Certain aspects of screen printing can have an odor, but curing plastisol on an exhausted dryer shouldn't be that bad. 

One of my dryers is a workhorse and I can tell you it uses a passive venting system and the exhaust is attached outside of the curing chamber. There's a lip attached to the machine on the outfeed section. Having a pusher fan inline on the exhaust could help with that.

What type of odor are you dealing with? Is it a chemical smell? A rotten egg smell? 

How small of a space are you talking about? I think out shop might have had a bit of an odor to it when we were in our first 800 sq. ft. space. Now that we're in a 6000 sq ft. industrial building there's no smell to speak of.

If it's a little space it could concentrate the odor and make it more noticeable.


----------



## Ripcord

If the tenants next door are smelling something, I doubt it's plastisol ink, It has almost no odor and nothing in it is evaporative.
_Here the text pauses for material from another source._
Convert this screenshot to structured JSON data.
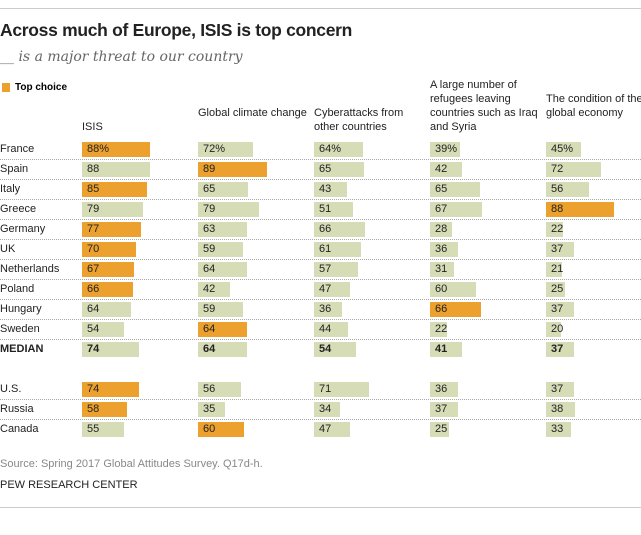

The shirt fabric can give off a very slight and not unpleasant odor when they go through the dryer, but not enough that you could smell it through the wall next door. Most plastisol printers use solvents that are water soluble and virtually odorless, although there are still a few who use mineral spirits. Still, that doesn't have a huge odor unless they're using a whole lot of it. Ask the tenants to describe the smell. If it's a chemical smell, ask the printer what it might be. Chances are he can use something different that what he's using now and eliminate the smell.
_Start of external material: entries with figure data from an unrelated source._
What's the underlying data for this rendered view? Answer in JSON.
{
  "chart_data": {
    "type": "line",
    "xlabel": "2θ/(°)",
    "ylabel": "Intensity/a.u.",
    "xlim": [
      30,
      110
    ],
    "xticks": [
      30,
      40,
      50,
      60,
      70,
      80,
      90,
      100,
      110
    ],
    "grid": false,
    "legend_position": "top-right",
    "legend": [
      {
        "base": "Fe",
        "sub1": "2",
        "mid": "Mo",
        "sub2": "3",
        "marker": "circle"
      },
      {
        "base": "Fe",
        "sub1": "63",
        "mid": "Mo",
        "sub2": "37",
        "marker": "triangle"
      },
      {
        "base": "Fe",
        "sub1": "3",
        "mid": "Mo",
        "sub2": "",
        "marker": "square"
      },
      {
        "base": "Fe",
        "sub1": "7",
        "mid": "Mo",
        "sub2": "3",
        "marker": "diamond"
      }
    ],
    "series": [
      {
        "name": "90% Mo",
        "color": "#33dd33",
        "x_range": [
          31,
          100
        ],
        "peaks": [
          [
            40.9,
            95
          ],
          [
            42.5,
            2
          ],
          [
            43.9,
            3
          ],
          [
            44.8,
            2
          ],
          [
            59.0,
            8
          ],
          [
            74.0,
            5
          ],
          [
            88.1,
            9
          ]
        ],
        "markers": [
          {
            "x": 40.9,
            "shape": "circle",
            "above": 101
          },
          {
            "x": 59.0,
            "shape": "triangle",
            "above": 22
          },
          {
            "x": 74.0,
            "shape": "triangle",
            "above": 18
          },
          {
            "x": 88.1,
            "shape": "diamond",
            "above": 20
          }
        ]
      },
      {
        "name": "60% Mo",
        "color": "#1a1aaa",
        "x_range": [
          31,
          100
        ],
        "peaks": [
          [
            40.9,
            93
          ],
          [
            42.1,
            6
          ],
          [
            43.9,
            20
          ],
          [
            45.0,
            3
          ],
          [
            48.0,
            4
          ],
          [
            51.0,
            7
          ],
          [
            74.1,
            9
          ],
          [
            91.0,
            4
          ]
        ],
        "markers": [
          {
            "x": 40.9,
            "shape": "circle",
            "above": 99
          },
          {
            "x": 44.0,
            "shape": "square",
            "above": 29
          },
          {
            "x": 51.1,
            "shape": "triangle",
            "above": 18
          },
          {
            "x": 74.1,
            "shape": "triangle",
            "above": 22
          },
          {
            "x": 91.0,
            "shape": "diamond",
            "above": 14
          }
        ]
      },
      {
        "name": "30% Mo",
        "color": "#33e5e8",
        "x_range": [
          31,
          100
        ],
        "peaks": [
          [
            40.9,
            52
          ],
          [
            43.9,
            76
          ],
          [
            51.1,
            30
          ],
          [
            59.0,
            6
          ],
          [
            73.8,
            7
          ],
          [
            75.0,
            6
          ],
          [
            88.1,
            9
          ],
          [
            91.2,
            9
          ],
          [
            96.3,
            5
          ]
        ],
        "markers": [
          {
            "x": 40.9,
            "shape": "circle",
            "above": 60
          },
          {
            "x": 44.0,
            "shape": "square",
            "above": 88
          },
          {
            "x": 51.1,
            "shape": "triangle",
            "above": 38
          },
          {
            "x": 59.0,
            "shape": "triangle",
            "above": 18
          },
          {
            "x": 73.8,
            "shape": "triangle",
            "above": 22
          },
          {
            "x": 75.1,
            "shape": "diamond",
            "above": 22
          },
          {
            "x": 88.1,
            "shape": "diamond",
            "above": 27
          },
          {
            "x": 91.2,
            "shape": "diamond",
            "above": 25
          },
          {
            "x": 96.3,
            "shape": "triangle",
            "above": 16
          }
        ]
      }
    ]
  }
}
Can you smell it yourself? Tell us what it smells like.


----------



## Printor

Smellllllll iiiitttt does it smell skunky? That's probably the most common smell complaint coming from a print shop if it's not discharge inks. kidding......maybe...


----------



## Leg cramps

No it was me, I lit the new "stinky screen printer" candle I got from yankee candle. You can find it next to beer and bacon candles in the man candle section.


----------



## Ripcord

Bubble bubble bubble (cough cough...) Wha? ...I don't smell nothin', man.


----------



## Dekzion

From a ventilation perspective,,, if you have installed ventilators that are sucking the air OUT of the room where a smell is creeping into, you are exasperating the problem, because you are pulling in the smell from the crack that it's coming through.
You need to pressurize the room slightly by venting air INTO the room with outside clean air.
We had to do that with a filtered fan on a sprayshop so that the dust from the de fettling area outside wasn't sucked in.


----------



## corbincdc

Thanks so much for all your help! We currently have it vent through the roof using a 300 cfm inline fan and connected to the 8" port on the top of the exhaust port on the dryer. 
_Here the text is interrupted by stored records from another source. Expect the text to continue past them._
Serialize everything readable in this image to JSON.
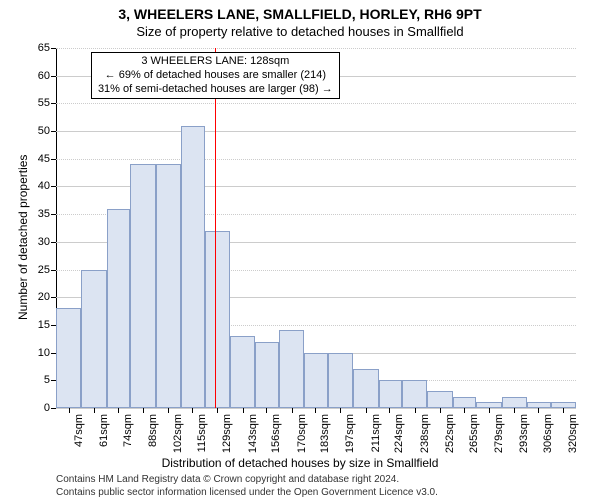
{
  "title_main": "3, WHEELERS LANE, SMALLFIELD, HORLEY, RH6 9PT",
  "title_sub": "Size of property relative to detached houses in Smallfield",
  "y_axis_label": "Number of detached properties",
  "x_axis_label": "Distribution of detached houses by size in Smallfield",
  "attribution_line1": "Contains HM Land Registry data © Crown copyright and database right 2024.",
  "attribution_line2": "Contains public sector information licensed under the Open Government Licence v3.0.",
  "chart": {
    "type": "histogram",
    "ylim": [
      0,
      65
    ],
    "ytick_step": 5,
    "background_color": "#ffffff",
    "grid_color_major": "#cccccc",
    "grid_color_minor": "#cccccc",
    "grid_style_major": "solid",
    "grid_style_minor": "dotted",
    "axis_color": "#000000",
    "bar_fill": "#dce4f2",
    "bar_border": "#8aa0c8",
    "bar_border_width": 1,
    "x_range_sqm": [
      40,
      327
    ],
    "x_tick_labels": [
      "47sqm",
      "61sqm",
      "74sqm",
      "88sqm",
      "102sqm",
      "115sqm",
      "129sqm",
      "143sqm",
      "156sqm",
      "170sqm",
      "183sqm",
      "197sqm",
      "211sqm",
      "224sqm",
      "238sqm",
      "252sqm",
      "265sqm",
      "279sqm",
      "293sqm",
      "306sqm",
      "320sqm"
    ],
    "x_tick_positions_sqm": [
      47,
      61,
      74,
      88,
      102,
      115,
      129,
      143,
      156,
      170,
      183,
      197,
      211,
      224,
      238,
      252,
      265,
      279,
      293,
      306,
      320
    ],
    "bars": [
      {
        "start_sqm": 40,
        "end_sqm": 54,
        "count": 18
      },
      {
        "start_sqm": 54,
        "end_sqm": 68,
        "count": 25
      },
      {
        "start_sqm": 68,
        "end_sqm": 81,
        "count": 36
      },
      {
        "start_sqm": 81,
        "end_sqm": 95,
        "count": 44
      },
      {
        "start_sqm": 95,
        "end_sqm": 109,
        "count": 44
      },
      {
        "start_sqm": 109,
        "end_sqm": 122,
        "count": 51
      },
      {
        "start_sqm": 122,
        "end_sqm": 136,
        "count": 32
      },
      {
        "start_sqm": 136,
        "end_sqm": 150,
        "count": 13
      },
      {
        "start_sqm": 150,
        "end_sqm": 163,
        "count": 12
      },
      {
        "start_sqm": 163,
        "end_sqm": 177,
        "count": 14
      },
      {
        "start_sqm": 177,
        "end_sqm": 190,
        "count": 10
      },
      {
        "start_sqm": 190,
        "end_sqm": 204,
        "count": 10
      },
      {
        "start_sqm": 204,
        "end_sqm": 218,
        "count": 7
      },
      {
        "start_sqm": 218,
        "end_sqm": 231,
        "count": 5
      },
      {
        "start_sqm": 231,
        "end_sqm": 245,
        "count": 5
      },
      {
        "start_sqm": 245,
        "end_sqm": 259,
        "count": 3
      },
      {
        "start_sqm": 259,
        "end_sqm": 272,
        "count": 2
      },
      {
        "start_sqm": 272,
        "end_sqm": 286,
        "count": 1
      },
      {
        "start_sqm": 286,
        "end_sqm": 300,
        "count": 2
      },
      {
        "start_sqm": 300,
        "end_sqm": 313,
        "count": 1
      },
      {
        "start_sqm": 313,
        "end_sqm": 327,
        "count": 1
      }
    ],
    "reference_line": {
      "value_sqm": 128,
      "color": "#ff0000",
      "width": 1,
      "style": "solid"
    },
    "annotation": {
      "line1": "3 WHEELERS LANE: 128sqm",
      "line2": "← 69% of detached houses are smaller (214)",
      "line3": "31% of semi-detached houses are larger (98) →",
      "border_color": "#000000",
      "background_color": "#ffffff",
      "fontsize": 11
    },
    "title_fontsize": 14,
    "subtitle_fontsize": 13,
    "tick_fontsize": 11,
    "axis_label_fontsize": 12,
    "attribution_fontsize": 10
  }
}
And the neighbors are still complaining!

We are now thinking of upgrading the fan to a 720 CFM inline removing the 8" duct and building a hood that sits over the unit. Then installing a fresh air return. 

Any one think that will help/ solve the problem. 

Thanks


----------



## Ripcord

I think you're putting too much money and effort into a problem that should be solvable by figuring out exactly what it is they are smelling and getting the printer to stop using it. If he's just printing plastisol there are plenty of solvents available that are virtually odorless.


----------



## Printor

Doesn't sound like the smell has any thing to do with the shirt dryer. Without some one describing the smell, it will be very difficult to figure out which chemical and what part of the shop is the problem.


----------



## Celtic

If neighbors are still complaining, even though they say that they aren't using discharge, hmm, or maybe their using plasticharge, and don't want to admit to it. 
That would be the big culprit, unless some rodent died in their shop and keeps getting run through their dryer ! YIKES


----------



## corbincdc

It smells like burning plastic.


----------



## Ripcord

corbincdc said:


> It smells like burning plastic.


Well then, it's probably not a chemical. Curing plastisol ink creates a little bit of a scent, but not very much, and it's not a stinky smell. You couldn't smell it through a wall unless your sense of smell is overly sensitive. Have you gone into the print shop to see if you can smell it yourself? Or to the neighbors to see if you can smell it over there?


----------



## DigitalMayhem

corbincdc said:


> It smells like burning plastic.


https://answers.yahoo.com/question/index?qid=20130620233735AAqYuLW

Sent from my 831C using T-Shirt Forums


----------



## Printor

The only things in our shop that can smell like burning plastic, would be temporary smells, like, electrical problem, burning a shirt board, running a lot of polyester fleece though the dryer(to me that smell more sweet than burnt) Some iron on materials smell stonger than others,(but not like burning plastic) It really seems like the neighbors don't like them. If that wasn't the case they should have figured out what's going on by now. When the smell is strong, they should go ask what is being used right now that is different. If my neighbors complained about a smell, I would say" Please come wander the shop and tell me if one area smells stronger than another, so I can do something about it.) What kind of business is it, that's doing the complaining?


----------



## corbincdc

The neighbor is a gym.


----------



## Printor

B.O. smells way worse than plastisol. I bet the smell is coming from something in the Gym. There's more plastic in there than in the print shop.


----------



## Full Moon

I smell the smelly smell of something that smells smelly.


----------



## Printor

They probably have a belt burning on a treadmill


----------



## Celtic

Gimme the smell of a screenprinting shop any day over the mega B O of a gym !
Sounds like they just have a problem with their neighbors and are looking to cause a problem.
And, yes, the smell they smell could actually be some electrical issue with one of their workout machines.


----------